In South Dakota, the most commonly encountered mites in wheat are wheat curl mite and brown wheat mite. In addition to feeding, wheat curl mites are vectors of Wheat streak mosaic virus. Brown wheat mites can build up large populations and injure wheat through feeding. There are other species of mites that may also be observed in wheat, but generally do not reach populations large enough to cause significant injury. These additional mites include the banks grass mite and winter grain mite. Proper identification of these mites is helpful when determining if management is necessary.
Wheat Curl Mite
Wheat curl mites are very small and white in color. They can be identified by their elongated cigar-shaped body which is approximately 1/100th of an inch long (Figure 1). Because of their very small size, identification of this pest requires a hand lens. Identification of wheat curl mites is important as research has shown that insecticide management is not effective at reducing their populations. Wheat curl mites can be observed in wheat during the fall and spring.

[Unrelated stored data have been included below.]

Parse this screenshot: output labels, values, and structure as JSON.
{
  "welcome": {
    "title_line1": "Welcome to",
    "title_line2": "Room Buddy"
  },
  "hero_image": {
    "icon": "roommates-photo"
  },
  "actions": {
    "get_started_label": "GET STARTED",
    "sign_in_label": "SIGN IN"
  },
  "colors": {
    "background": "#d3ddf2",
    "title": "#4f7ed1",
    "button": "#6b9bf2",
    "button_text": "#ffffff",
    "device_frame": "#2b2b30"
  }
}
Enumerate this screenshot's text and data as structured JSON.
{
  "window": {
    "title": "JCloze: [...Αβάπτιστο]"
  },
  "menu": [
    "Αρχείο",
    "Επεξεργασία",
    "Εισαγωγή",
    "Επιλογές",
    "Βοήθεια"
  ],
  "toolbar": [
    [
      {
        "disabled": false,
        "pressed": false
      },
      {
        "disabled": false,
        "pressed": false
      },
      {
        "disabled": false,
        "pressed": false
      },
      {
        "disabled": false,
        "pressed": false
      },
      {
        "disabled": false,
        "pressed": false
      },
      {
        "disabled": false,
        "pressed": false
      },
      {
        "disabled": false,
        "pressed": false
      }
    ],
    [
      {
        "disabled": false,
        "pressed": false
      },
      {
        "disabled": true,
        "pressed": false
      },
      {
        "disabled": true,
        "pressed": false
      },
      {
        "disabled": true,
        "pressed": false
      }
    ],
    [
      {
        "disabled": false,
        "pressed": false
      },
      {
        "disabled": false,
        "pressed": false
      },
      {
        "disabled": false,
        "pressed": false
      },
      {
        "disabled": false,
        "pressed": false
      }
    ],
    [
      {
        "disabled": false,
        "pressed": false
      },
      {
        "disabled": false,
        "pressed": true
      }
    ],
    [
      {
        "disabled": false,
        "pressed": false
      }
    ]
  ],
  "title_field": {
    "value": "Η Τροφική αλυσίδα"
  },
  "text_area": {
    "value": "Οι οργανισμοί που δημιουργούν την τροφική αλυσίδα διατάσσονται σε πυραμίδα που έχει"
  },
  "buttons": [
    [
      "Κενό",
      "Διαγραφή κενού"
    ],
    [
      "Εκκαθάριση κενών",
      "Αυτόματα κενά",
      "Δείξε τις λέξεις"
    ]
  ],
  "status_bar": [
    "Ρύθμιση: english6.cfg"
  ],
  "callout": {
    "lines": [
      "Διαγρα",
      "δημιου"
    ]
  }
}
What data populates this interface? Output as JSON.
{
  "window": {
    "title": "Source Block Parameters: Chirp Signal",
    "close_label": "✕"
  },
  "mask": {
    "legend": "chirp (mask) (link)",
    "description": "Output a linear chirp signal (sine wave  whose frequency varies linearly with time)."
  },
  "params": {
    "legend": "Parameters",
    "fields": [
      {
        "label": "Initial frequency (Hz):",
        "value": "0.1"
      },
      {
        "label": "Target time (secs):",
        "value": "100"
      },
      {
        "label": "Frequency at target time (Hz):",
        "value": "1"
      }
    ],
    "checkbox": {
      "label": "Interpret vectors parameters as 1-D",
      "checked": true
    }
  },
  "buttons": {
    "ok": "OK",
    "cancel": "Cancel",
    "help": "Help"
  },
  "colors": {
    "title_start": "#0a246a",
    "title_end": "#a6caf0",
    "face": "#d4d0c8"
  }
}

Figure 1. Wheat curl mites. Courtesy: G. Hein, University of Nebraska.
Brown Wheat Mite
Brown wheat mites are very small and are dark red-brown in color. These mites have eight visible legs that are a light yellow-orange color. The front pair of legs are nearly twice as long as the other three pairs and can often be used for identification purposes (Figure 2). Because of its small size (approximately the same size as newspaper print period), identification of this pest may require a hand lens. Feeding by the brown wheat mite produces stippling (small white spots) on the leaves. This feeding injury may cause the leaves to turn white or brown, and is sometimes confused with symptoms of drought stress. Brown wheat mites can be observed in the early spring prior to hot temperatures, and also in the fall.
Banks Grass Mite
Banks grass mites are very small and typically a green color. The overwintering forms that are observed in the fall are bright orange in color. Like other mites, the banks grass mite has eight legs, however, they are all fairly uniform in length (Figure 3). Additional clues of infestations of banks grass mites include the presence of heavy webbing on the leaves of infested plants. Infestations of banks grass mites in wheat is more common in the fall than in the spring. This is due to the movement of these pests from other hosts including corn during senescence to green newly emerging winter wheat.
Winter Grain Mite
Winter grain mites have dark brown and often nearly black bodies. Similar to the other mite pests described previously, winter grain mites have eight legs. Their legs are a bright red-orange color, which stand out from their otherwise dark colored bodies. The two front legs of the winter grain mites are longer than the other three pairs. The most significant characteristic for identification purposes is their anal pore which is on the upper surface of their abdomens. In Figure 4, this is marked by the presence of the globular shaped excrement appearing on the upper surface of the abdomen. Other mite species have anal pores on their undersides of their abdomens. Winter grain mites are active beginning in September and an additional generation may be observed in March or April. These mites require habitats with a high moisture environment. Because of this, they are not generally observed in large populations in South Dakota.
Figure 4. Winter grass mite. Courtesy: S. Justis.